Gadgets hemmen die Sprachentwicklung von Kindern - Studie

  1. Startseite
  2. Sozialnachrichten
  3. Bildung
  4. Gadgets hemmen die Sprachentwicklung von Kindern - Studie
Viele Bildschirme, wenig Worte: Wie Gadgets die Sprachentwicklung von Kindern hemmen
23:00, 08.07.2025

Die übermäßige Nutzung von Bildschirmen in jungen Jahren kann die Entwicklung der Sprachfähigkeiten von Kindern verlangsamen.



Dies geht aus einer neuen Studie hervor, die die Psychologin Sarah Cooker von der Southern Methodist University in Dallas vorgestellt hat. Den Autoren zufolge lernen Kinder schneller sprechen, wenn sie mit realen Objekten interagieren, anstatt sich nur ein Video auf einem Bildschirm anzusehen.

"Wenn ein Kind ein neues Wort lernt, wie z.B. 'Banane', ist es wichtig, dass es sie anfassen, von allen Seiten betrachten und riechen kann. Nur dann entstehen vollständige Assoziationen und das Wort wird verankert", erklärt Kocher.

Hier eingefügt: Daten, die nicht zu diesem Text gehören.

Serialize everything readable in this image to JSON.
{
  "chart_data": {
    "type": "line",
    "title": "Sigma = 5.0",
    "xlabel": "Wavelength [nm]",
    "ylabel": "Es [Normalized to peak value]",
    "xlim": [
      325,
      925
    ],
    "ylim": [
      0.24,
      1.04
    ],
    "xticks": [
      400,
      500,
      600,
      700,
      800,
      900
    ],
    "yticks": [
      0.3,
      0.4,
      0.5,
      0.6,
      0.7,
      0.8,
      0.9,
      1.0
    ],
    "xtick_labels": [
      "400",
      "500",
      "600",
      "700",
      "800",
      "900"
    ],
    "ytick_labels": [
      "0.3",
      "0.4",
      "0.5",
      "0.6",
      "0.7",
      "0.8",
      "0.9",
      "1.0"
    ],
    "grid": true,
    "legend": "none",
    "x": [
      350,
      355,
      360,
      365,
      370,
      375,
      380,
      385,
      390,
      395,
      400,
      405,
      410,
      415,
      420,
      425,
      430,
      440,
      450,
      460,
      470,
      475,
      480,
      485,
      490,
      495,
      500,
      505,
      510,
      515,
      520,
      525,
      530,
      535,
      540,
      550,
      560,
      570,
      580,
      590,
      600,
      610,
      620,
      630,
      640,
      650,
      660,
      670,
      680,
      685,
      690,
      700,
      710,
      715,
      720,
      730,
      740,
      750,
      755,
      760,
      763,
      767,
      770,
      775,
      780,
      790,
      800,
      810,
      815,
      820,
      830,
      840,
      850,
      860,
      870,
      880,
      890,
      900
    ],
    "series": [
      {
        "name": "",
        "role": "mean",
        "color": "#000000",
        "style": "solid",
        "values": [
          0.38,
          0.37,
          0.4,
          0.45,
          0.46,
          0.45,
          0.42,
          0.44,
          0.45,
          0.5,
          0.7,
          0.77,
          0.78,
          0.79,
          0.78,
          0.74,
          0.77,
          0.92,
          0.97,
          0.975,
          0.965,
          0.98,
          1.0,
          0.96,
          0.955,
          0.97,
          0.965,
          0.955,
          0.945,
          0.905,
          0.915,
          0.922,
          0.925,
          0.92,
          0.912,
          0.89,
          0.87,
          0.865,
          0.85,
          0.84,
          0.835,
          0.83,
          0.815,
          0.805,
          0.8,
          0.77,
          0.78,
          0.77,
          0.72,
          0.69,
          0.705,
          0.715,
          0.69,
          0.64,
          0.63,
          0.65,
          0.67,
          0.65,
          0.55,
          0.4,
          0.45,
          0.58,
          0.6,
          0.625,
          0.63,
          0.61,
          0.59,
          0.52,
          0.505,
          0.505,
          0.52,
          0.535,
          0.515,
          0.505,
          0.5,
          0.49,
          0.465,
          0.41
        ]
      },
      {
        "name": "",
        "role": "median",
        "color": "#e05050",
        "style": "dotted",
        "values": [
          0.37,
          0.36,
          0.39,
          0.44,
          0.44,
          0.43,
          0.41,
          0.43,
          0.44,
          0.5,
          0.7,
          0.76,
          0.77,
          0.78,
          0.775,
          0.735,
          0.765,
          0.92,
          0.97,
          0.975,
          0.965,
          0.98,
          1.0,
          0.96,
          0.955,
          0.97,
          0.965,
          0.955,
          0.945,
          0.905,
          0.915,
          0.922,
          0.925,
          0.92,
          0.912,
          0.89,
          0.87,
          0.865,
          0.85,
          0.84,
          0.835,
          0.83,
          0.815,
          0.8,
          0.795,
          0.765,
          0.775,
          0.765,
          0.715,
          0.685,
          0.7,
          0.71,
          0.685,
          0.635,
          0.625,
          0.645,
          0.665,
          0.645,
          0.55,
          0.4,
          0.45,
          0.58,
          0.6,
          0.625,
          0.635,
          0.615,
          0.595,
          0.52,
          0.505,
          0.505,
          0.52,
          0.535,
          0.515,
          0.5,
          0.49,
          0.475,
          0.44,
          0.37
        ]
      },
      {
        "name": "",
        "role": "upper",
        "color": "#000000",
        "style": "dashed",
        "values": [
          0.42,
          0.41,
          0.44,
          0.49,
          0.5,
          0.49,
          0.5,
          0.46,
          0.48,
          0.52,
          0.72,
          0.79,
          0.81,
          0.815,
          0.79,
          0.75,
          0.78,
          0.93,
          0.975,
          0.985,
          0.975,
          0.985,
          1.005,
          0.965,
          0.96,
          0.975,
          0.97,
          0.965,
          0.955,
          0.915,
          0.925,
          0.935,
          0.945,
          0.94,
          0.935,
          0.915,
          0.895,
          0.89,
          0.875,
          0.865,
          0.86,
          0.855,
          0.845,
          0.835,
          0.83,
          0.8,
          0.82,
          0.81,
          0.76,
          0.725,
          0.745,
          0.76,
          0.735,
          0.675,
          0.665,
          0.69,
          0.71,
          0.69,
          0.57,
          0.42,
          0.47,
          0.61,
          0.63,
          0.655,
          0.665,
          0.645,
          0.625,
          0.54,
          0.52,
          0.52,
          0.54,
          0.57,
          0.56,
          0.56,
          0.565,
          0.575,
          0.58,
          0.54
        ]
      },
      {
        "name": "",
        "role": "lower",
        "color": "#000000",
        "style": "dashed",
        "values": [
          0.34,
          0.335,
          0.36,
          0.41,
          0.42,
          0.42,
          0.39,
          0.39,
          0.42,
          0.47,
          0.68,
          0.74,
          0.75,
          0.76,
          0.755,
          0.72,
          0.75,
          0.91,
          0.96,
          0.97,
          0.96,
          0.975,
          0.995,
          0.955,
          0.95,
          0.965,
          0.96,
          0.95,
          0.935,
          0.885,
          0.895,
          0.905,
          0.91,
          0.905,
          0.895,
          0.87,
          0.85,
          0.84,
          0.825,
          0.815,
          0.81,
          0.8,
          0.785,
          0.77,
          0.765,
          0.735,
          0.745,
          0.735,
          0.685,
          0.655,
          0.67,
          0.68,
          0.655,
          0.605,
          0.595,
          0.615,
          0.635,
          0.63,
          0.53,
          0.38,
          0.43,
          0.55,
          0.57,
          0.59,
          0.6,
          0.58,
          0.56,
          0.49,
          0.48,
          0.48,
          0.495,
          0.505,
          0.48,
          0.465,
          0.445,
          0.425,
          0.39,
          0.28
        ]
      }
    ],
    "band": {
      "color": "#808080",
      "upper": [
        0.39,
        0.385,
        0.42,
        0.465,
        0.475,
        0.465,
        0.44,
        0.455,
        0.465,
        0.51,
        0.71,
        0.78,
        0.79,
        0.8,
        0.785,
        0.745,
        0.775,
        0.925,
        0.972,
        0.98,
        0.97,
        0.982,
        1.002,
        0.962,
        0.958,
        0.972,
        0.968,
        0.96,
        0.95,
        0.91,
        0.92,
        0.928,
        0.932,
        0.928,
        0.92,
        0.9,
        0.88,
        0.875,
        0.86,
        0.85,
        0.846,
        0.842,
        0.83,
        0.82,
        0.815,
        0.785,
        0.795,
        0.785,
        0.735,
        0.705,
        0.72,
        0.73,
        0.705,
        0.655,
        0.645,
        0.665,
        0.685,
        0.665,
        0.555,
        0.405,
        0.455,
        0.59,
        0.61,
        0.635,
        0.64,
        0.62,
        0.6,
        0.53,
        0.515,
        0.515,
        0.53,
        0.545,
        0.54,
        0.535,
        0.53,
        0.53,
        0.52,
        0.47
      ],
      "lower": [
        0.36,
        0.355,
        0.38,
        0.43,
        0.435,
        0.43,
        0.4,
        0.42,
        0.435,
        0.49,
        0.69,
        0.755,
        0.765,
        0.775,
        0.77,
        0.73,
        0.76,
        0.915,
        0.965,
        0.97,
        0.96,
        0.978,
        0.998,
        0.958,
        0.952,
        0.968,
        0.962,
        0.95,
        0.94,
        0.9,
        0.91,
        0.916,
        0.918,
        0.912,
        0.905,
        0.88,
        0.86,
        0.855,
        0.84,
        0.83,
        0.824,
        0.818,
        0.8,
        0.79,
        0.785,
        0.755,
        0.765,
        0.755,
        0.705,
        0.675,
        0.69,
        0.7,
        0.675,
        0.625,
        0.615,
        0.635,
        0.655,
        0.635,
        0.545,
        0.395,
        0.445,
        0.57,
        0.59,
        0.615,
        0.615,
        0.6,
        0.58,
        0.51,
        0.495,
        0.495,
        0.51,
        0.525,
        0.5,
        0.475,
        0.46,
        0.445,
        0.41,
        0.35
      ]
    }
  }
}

Ihrer Meinung nach liefert ein Bild auf dem Bildschirm oder eine Karikatur nicht die gleiche Menge an Informationen wie ein echter Gegenstand.

Die Autoren glauben, dass der Schlüssel zu einer erfolgreichen Sprachentwicklung bei Kindern in taktilen und sensorischen Erfahrungen liegt, die ein tiefes und mehrkanaliges Lernen ermöglichen.

"Nur schauen ist nicht dasselbe wie spielen, berühren und erforschen", betont Coaker.

Die ersten Jahre im Leben eines Kindes sind besonders wichtig. In dieser Zeit werden die grundlegenden Verbindungen zwischen dem Gehirn und der Sprache gebildet. Daher raten Experten, die Bildschirmzeit in dieser Zeit so weit wie möglich einzuschränken und auf aktive Formen des Lernens zu setzen.

Die Autoren der Studie betonen jedoch, dass nicht alle Bildschirminhalte schädlich sind. Einige Formen digitaler Medien können im Gegenteil zum Lernen beitragen, insbesondere wenn sie in sozialen Interaktionen genutzt werden. So können Videotelefonate mit der Oma einem Kind helfen, Dialoge zu führen, und gemeinsames Spielen kann das Zuhören und Sprechen fördern.

Um sicherzustellen, dass die Bildschirmzeit nützlich ist, gibt Kucker Eltern vier einfache Tipps:

  1. Stellen Sie sich die Frage: Warum geben Sie Ihrem Kind einen Bildschirm? Wenn es nur zur Ablenkung oder Beruhigung dient, sollten Sie vielleicht Alternativen wie ein Anti-Stress-Spielzeug oder Atemübungen ausprobieren.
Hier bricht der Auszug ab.